Martina antwortete mit verstellter Stimme.
»Wil ich nicht will, diss jimind dis liest, wirim sinst?«
Rosa drehte sich wieder auf den Rücken und schnaubte. Es war kalt, aber die Heizung durften sie jetzt noch nicht anstellen. Vater hatte gesagt, vor acht Uhr abends sei der Strom viel teurer und sie könnten sich gut mit Pullovern und warmen Unterhemden behelfen. Es war nicht so, dass sie knapp bei Kasse waren – erst am Tag zuvor hatte Vater beim Mittagessen erzählt, dass er zwei neue Klienten für die Kanzlei gewonnen habe, eine sehr wertvolle Akquisition, hatte er gesagt –; es ging, wie sie beide genau wussten, vielmehr um Sparsamkeit, ja es war sogar eine Stilfrage: Nichts stärkt die Seele so sehr wie die Abhärtung des Körpers.
Im Bett war es um diese Uhrzeit jedenfalls angenehm, draußen wurde es langsam dunkel, aber man brauchte noch kein Licht einzuschalten. Das Zwielicht verlieh dem Zimmer das Aussehen einer Höhle, etwas Intimes und Geheimes, was den Mädchen sehr behagte. Rosa klappte ihr Buch zu und fragte Martina, ob sie krank sei.
»Ob ich krank bin? Was soll das denn?«
»Hast du Fieber oder so?«
»Ich habe gar nichts.«
»Hast du keine Kopfschmerzen? Oder Bauchschmerzen? Musst du nicht mal spucken?«
»Gar nichts hab ich, nerv mich nicht! Warum fragst du das?«
Rosa erzählte, sie habe hinter der Tür etwas sehr Seltsames gehört. Sie, also ihre Eltern, hätten gesagt, Martina sei mit irgendeinem Virus infiziert, und deshalb hätten sie sie adoptiert, um sie zu heilen. Rosa fragte sich vor allem, ob der Virus ansteckend war. Außerdem wollte sie wissen, ob er innerhalb der Familie vererbt werden konnte, schließlich waren sie ja Cousinen. Ihre Eltern hatten gesagt, sie solle sie Schwester nennen, nicht Cousine, so wie Martina sie Mama und Papa nennen sollte, aber Rosa hatte sich noch nicht recht daran gewöhnt. Martina war seit vier Monaten bei ihnen. In gerade einmal vier Monaten macht man niemanden zu seiner Schwester.

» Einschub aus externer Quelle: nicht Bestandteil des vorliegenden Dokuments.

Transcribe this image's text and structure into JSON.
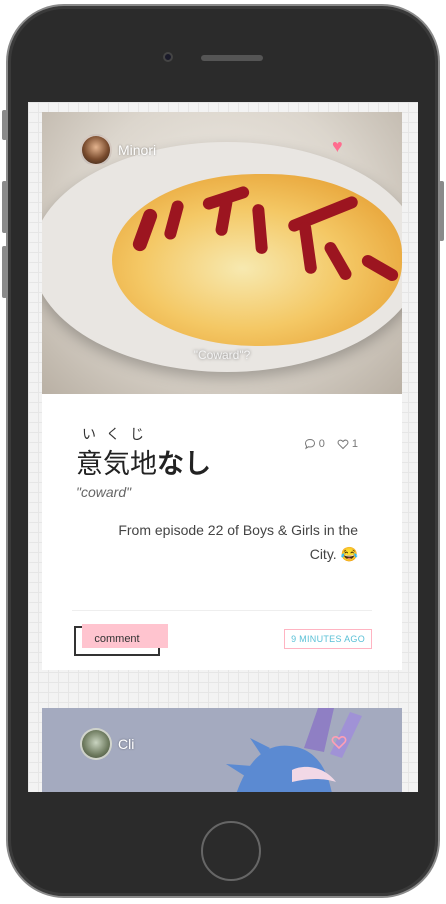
{
  "posts": [
    {
      "author": "Minori",
      "photo_caption": "\"Coward\"?",
      "furigana": "いくじ",
      "word_kanji": "意気地",
      "word_kana": "なし",
      "romaji": "\"coward\"",
      "comment_count": "0",
      "like_count": "1",
      "description": "From episode 22 of Boys & Girls in the City. 😂",
      "comment_label": "comment",
      "time_label": "9 MINUTES AGO",
      "liked": true
    },
    {
      "author": "Cli"
    }
  ],
  "icons": {
    "like": "heart-icon",
    "comment": "speech-bubble-icon",
    "like_count": "heart-outline-icon"
  },
  "colors": {
    "accent_pink": "#ff6d8f",
    "button_fill": "#ffc4cf",
    "time_text": "#5ac0d6"
  }
}
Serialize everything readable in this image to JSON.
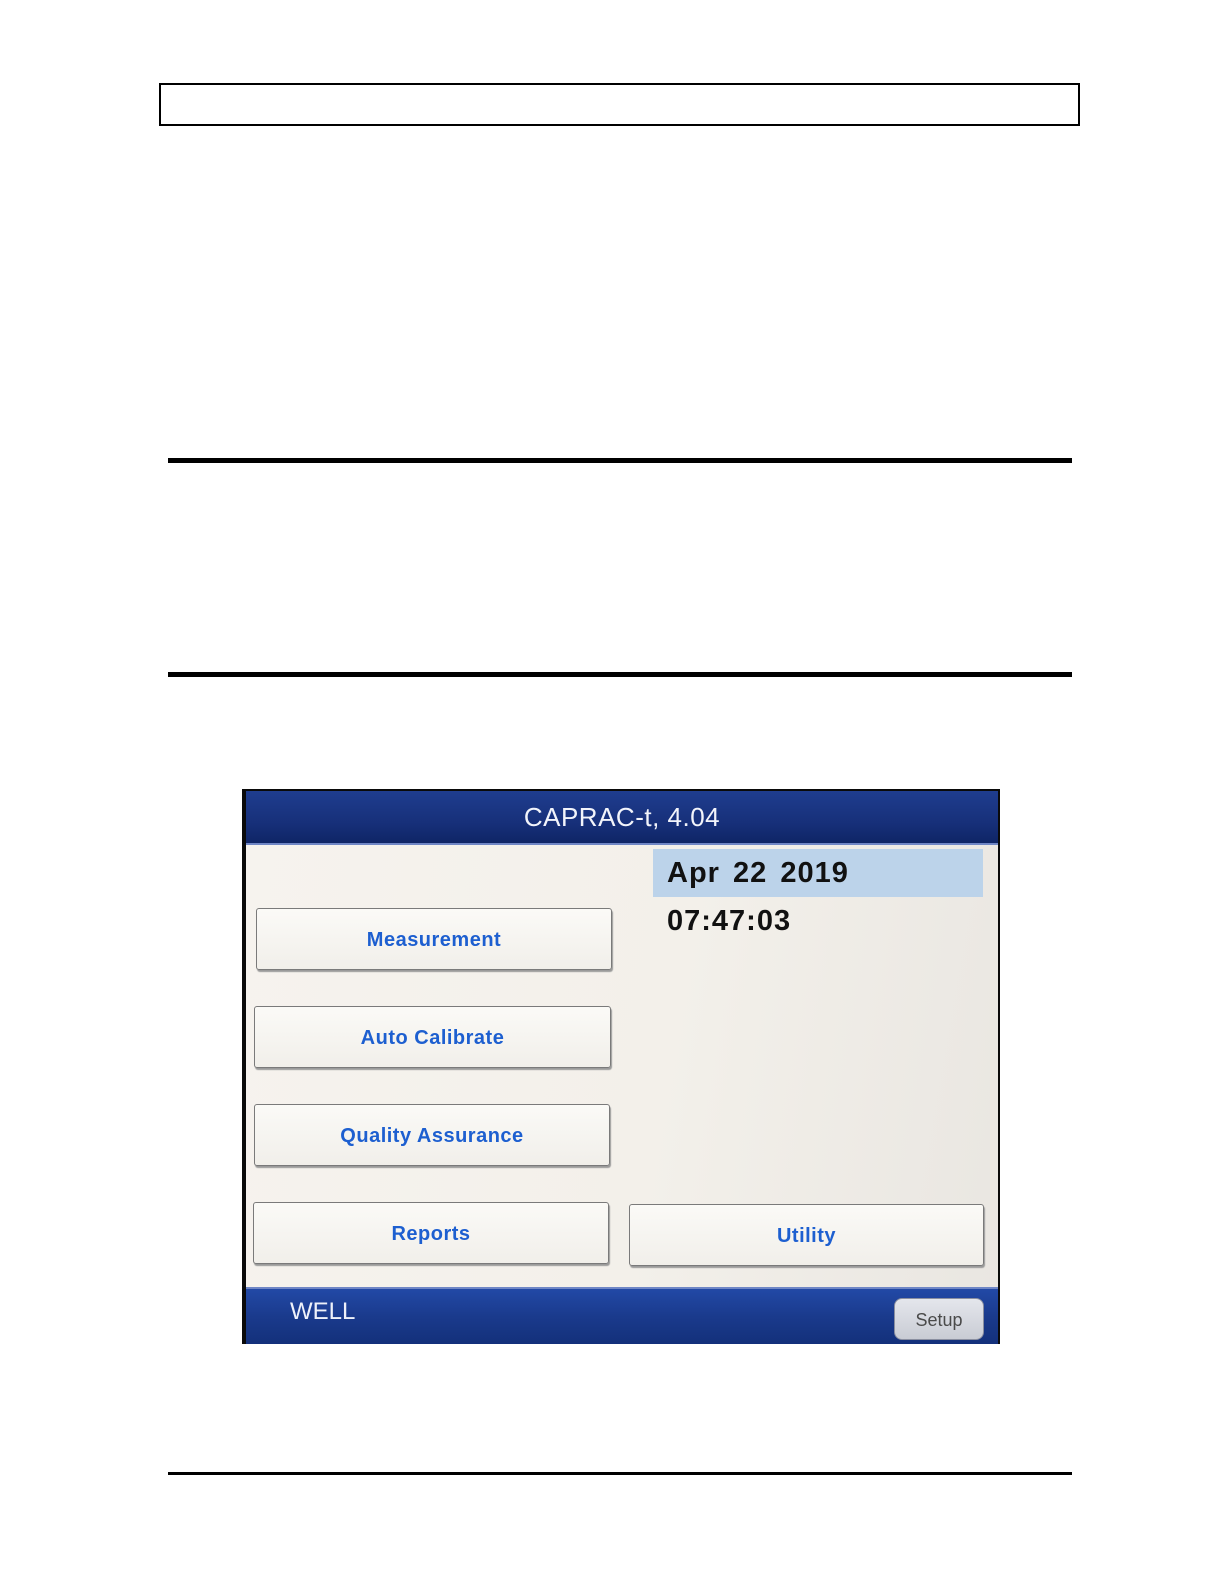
{
  "device_screen": {
    "title": "CAPRAC-t, 4.04",
    "datetime": "Apr 22 2019 07:47:03",
    "buttons": {
      "measurement": "Measurement",
      "auto_calibrate": "Auto Calibrate",
      "quality_assurance": "Quality Assurance",
      "reports": "Reports",
      "utility": "Utility"
    },
    "status": {
      "mode": "WELL",
      "setup_label": "Setup"
    }
  },
  "colors": {
    "bar_blue": "#1a3a8c",
    "button_text": "#1d5fd0",
    "datetime_bg": "#bcd3ea"
  }
}
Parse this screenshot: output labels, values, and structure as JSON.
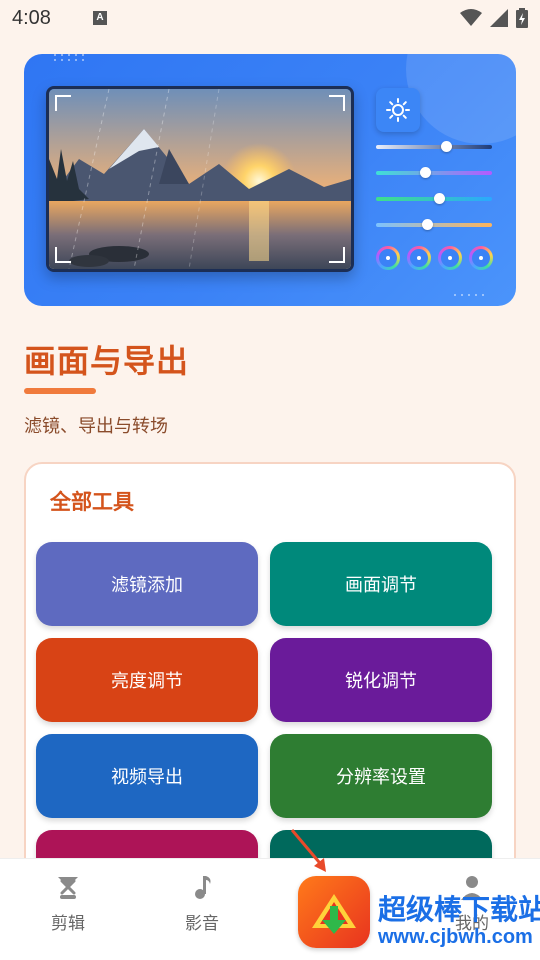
{
  "status_bar": {
    "time": "4:08",
    "notification_icon": "a-icon",
    "wifi_icon": "wifi-icon",
    "signal_icon": "signal-icon",
    "battery_icon": "battery-charging-icon"
  },
  "hero": {
    "image": "mountain-lake-sunset-photo",
    "icons": [
      "sun-icon"
    ],
    "sliders": [
      0.6,
      0.42,
      0.54,
      0.44
    ]
  },
  "section": {
    "title": "画面与导出",
    "subtitle": "滤镜、导出与转场"
  },
  "tools": {
    "heading": "全部工具",
    "items": [
      {
        "label": "滤镜添加",
        "color": "#5e6ac0"
      },
      {
        "label": "画面调节",
        "color": "#00897b"
      },
      {
        "label": "亮度调节",
        "color": "#d84315"
      },
      {
        "label": "锐化调节",
        "color": "#6a1b9a"
      },
      {
        "label": "视频导出",
        "color": "#1e67c2"
      },
      {
        "label": "分辨率设置",
        "color": "#2e7d32"
      },
      {
        "label": "",
        "color": "#ad1457"
      },
      {
        "label": "",
        "color": "#00695c"
      }
    ]
  },
  "nav": {
    "items": [
      {
        "label": "剪辑",
        "icon": "clip-icon"
      },
      {
        "label": "影音",
        "icon": "music-note-icon"
      },
      {
        "label": "",
        "icon": "center-tab-icon"
      },
      {
        "label": "我的",
        "icon": "person-icon"
      }
    ]
  },
  "watermark": {
    "line1": "超级棒下载站",
    "line2": "www.cjbwh.com"
  }
}
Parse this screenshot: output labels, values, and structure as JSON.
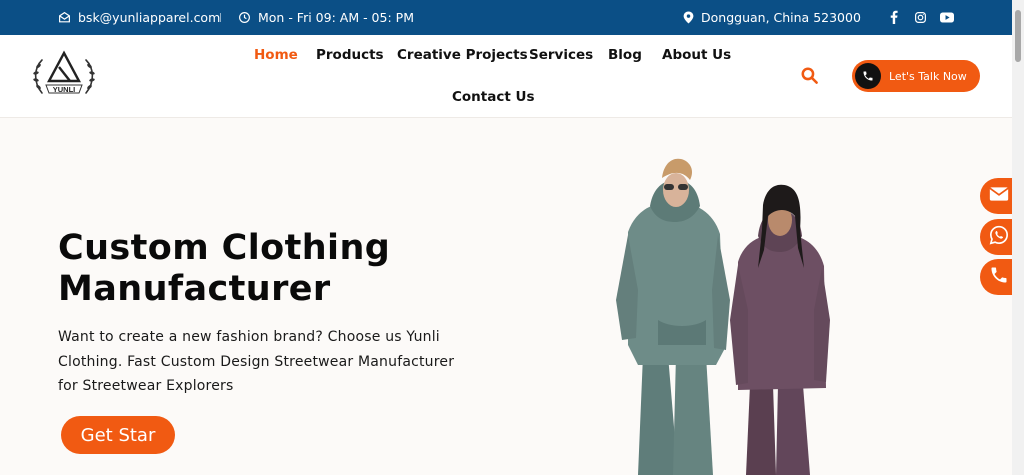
{
  "topbar": {
    "email": "bsk@yunliapparel.com",
    "hours": "Mon - Fri 09: AM - 05: PM",
    "location": "Dongguan, China 523000",
    "social": [
      "facebook-icon",
      "instagram-icon",
      "youtube-icon"
    ]
  },
  "logo": {
    "text": "YUNLI"
  },
  "nav": {
    "items": [
      "Home",
      "Products",
      "Creative Projects",
      "Services",
      "Blog",
      "About Us",
      "Contact Us"
    ],
    "active": "Home"
  },
  "header": {
    "talk_label": "Let's Talk Now"
  },
  "hero": {
    "title_line1": "Custom Clothing",
    "title_line2": "Manufacturer",
    "desc_line1": "Want to create a new fashion brand? Choose us Yunli",
    "desc_line2": "Clothing. Fast Custom Design Streetwear Manufacturer",
    "desc_line3": "for Streetwear Explorers",
    "cta": "Get Star"
  },
  "floating": [
    "mail-icon",
    "whatsapp-icon",
    "phone-icon"
  ],
  "colors": {
    "topbar": "#0b4f86",
    "accent": "#f15a12",
    "background": "#fcfaf8"
  }
}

»Ich habe keinen Virus«, protestierte Martina.
»Woher willst du das wissen? Viren sind unsichtbar, oft wissen die Kranken nicht mal selbst, dass sie welche haben. Die sind versteckt in dir drin und essen dich von innen auf, und bevor du irgendwas merkst, hast du keine Lunge mehr und keine Lebern und kein Herz.«
»Lebern? Na hör mal, wir haben bloß eine Leber. Außerdem essen Viren nichts.«
Rosa erwiderte beleidigt, die Freundin einer Freundin von ihr kenne ein Mädchen, das habe einen Virus gehabt, den niemand bemerkt habe. Das Mädchen sei eines Tages plötzlich gestorben, und als man sie beerdigen wollte, hätte man festgestellt, dass sie so gut wie nichts gewogen habe, weil der Virus sie von innen ganz aufgefressen habe. Nur noch die Haut sei übrig gewesen, ganz straff wie eine über die Knochen gespannte Folie.
»Wie eine Folie!«, sagte Rosa noch einmal und streckte erneut den Kopf nach unten zu Martina. Die Locken fielen ihr ins Gesicht und verdunkelten die Augen. Sie sah aus wie ein Wasserspeier.
Martina hatte erst kurz vorher gelernt, was ein Wasserspeier ist, und erschrak ein bisschen. Vielleicht übertrieb Rosa ja, aber was, wenn sie wirklich einen Virus hatte?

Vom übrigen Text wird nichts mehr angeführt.